Vigna pointed out that the Assembly anounced the creation of a task force Aug. 15 to modernize the assembly's open-government policies. Transparency is a vital issue, he said, and one worthy of a comprehensive, thoughtful discussion, which will happen during the legislative intersession. But by Sept. 9, the Assembly has a couple thousand bills it needs to get to the governor's desk, so it's focusing on the job at hand.

Regarding transparency, Vigna contended that Sloss is not currently a student at Stanford. He further opined that it's curious why Portantino would associate himself with a "climate change denier''--a position Sloss argues for during a 2010 school debate that was posted on You Tube, as well as in various blogs. 
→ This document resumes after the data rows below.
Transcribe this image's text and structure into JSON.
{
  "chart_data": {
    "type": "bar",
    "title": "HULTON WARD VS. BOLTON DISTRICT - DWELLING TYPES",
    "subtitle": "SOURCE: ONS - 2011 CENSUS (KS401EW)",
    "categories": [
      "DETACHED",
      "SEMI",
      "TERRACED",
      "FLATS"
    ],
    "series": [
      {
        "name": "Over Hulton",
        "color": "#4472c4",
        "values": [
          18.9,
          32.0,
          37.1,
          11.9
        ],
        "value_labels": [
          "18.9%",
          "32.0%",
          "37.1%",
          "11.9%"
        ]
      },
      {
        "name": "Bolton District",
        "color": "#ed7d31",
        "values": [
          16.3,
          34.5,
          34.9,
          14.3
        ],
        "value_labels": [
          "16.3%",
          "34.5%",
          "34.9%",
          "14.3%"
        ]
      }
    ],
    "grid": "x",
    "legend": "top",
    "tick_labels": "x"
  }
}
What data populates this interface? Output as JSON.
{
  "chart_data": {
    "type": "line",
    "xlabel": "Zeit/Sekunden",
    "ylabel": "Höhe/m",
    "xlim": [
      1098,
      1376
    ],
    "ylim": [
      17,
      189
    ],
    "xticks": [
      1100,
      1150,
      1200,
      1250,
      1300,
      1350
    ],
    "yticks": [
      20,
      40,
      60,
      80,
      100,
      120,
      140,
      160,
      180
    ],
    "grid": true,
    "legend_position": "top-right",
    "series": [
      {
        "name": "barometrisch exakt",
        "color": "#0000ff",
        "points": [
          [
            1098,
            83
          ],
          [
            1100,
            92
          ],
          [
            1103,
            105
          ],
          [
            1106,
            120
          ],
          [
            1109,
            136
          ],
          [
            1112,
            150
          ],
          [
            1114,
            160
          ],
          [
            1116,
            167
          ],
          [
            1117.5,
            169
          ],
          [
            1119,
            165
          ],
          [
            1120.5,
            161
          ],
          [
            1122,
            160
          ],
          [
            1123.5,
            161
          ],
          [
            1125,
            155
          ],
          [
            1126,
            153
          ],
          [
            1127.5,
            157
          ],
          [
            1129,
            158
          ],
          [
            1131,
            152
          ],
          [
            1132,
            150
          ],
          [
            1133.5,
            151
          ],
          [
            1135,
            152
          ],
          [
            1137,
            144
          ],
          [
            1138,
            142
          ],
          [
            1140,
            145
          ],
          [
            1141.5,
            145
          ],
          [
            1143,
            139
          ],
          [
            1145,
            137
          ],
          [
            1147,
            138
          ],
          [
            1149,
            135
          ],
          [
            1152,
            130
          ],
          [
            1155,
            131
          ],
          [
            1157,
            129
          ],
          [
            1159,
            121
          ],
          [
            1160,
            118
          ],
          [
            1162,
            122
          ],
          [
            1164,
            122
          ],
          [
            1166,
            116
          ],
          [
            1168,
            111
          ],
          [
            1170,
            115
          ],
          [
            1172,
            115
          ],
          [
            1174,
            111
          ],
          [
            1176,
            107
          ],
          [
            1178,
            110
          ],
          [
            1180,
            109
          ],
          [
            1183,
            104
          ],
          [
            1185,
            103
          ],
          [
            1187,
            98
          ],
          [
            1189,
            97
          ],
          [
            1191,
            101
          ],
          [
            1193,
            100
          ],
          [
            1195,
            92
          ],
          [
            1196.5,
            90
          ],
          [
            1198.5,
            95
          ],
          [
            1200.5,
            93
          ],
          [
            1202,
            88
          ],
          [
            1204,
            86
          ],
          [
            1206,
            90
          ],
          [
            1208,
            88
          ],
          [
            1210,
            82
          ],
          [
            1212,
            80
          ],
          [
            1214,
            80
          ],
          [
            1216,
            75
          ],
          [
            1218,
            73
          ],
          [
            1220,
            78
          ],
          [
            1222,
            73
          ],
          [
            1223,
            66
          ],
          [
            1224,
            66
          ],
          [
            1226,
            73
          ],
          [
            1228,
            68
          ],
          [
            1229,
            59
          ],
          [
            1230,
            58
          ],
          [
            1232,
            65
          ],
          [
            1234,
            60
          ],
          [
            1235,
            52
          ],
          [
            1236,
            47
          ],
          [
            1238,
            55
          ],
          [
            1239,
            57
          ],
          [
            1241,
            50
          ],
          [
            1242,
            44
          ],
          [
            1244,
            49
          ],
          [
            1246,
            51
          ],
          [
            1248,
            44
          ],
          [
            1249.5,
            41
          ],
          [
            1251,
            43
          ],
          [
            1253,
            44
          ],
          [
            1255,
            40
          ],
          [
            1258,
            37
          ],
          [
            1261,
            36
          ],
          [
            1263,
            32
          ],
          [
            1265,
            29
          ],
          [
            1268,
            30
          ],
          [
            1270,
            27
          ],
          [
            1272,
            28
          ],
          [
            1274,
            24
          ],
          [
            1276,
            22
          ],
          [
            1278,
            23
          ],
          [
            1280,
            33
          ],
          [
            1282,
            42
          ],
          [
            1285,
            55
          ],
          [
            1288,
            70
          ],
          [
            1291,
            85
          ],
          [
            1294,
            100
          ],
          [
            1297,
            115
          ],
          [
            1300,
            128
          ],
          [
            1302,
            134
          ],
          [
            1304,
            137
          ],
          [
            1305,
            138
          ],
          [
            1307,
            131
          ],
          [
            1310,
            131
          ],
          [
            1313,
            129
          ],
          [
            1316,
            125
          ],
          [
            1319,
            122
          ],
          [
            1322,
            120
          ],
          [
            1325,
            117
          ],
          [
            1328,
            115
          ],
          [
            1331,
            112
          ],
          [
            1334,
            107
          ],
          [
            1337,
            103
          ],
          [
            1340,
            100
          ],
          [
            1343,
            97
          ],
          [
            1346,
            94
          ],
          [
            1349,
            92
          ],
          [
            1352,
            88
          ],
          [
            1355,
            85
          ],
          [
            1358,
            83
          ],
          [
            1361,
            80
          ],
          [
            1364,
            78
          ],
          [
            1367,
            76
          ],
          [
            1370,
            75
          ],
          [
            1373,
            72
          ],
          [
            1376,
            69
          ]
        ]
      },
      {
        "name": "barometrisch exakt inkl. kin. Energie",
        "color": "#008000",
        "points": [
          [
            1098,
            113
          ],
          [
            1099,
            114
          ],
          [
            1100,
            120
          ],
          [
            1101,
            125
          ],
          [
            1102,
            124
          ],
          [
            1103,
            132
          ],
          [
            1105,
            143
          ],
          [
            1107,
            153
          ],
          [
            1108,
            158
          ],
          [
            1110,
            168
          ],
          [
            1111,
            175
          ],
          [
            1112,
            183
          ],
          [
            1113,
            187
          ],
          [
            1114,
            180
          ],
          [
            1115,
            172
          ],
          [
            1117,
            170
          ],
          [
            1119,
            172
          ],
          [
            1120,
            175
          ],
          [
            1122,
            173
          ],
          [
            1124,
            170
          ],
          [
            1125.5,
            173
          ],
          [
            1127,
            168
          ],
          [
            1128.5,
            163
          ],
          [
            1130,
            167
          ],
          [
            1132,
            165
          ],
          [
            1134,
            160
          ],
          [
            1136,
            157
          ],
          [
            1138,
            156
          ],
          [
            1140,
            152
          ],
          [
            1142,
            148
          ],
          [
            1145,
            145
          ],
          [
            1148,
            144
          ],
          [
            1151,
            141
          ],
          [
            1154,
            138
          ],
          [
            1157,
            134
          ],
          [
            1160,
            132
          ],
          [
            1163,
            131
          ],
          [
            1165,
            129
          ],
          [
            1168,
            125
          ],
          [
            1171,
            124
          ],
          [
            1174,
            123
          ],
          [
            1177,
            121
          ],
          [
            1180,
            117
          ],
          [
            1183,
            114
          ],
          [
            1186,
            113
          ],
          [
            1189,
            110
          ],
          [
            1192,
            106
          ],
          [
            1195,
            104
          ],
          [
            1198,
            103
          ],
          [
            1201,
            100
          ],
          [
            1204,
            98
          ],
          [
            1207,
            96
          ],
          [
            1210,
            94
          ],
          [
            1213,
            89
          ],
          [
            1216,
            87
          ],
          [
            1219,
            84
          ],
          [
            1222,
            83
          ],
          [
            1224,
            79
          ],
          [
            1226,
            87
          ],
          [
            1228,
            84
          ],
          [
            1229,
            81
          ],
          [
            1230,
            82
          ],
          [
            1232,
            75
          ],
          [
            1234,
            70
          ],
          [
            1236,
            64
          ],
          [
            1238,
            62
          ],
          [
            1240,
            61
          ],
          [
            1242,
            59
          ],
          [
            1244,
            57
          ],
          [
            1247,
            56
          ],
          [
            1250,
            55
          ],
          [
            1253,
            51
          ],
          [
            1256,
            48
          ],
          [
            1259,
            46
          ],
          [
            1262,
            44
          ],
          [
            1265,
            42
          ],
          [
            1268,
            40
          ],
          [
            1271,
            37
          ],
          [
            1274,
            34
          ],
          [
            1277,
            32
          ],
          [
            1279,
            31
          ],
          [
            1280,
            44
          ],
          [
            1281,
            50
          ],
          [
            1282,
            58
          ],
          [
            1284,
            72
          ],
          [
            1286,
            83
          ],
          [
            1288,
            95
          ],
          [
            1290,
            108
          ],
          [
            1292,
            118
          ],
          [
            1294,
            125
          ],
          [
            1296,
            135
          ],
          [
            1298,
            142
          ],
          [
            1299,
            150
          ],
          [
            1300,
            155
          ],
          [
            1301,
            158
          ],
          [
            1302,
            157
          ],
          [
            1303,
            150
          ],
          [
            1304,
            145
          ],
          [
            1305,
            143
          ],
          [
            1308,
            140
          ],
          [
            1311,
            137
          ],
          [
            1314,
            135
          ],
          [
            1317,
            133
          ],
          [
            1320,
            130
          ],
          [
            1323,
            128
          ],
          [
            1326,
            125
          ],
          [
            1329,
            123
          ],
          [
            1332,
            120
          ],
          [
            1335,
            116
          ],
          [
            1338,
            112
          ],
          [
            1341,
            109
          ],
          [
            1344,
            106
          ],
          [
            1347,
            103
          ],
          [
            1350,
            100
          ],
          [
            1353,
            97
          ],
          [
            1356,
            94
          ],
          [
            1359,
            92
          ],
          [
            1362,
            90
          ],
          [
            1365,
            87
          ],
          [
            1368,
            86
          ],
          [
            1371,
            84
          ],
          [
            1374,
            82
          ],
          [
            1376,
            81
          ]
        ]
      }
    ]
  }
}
Sloss, when reached by phone Monday, told Patch that he took some time off school last spring to work with CACS, but that he is a fully registered student for the fall. 

"Sounds like the Assembly is using some out-of-date data,'' Sloss said, adding his political position on climate change - which he referred to as a "character attack'' -  is not at issue; the real problem is the authenticity of the Assembly records.

Portantino reiterated Monday that Pérez is personally targeting him for casting the lone Democratic . Perez has reduced Portantino's budget and issued furlough notices for his staff. 

"The [CACS] information presented offers a disturbing picture of how the Assembly is run,'' Portantino said.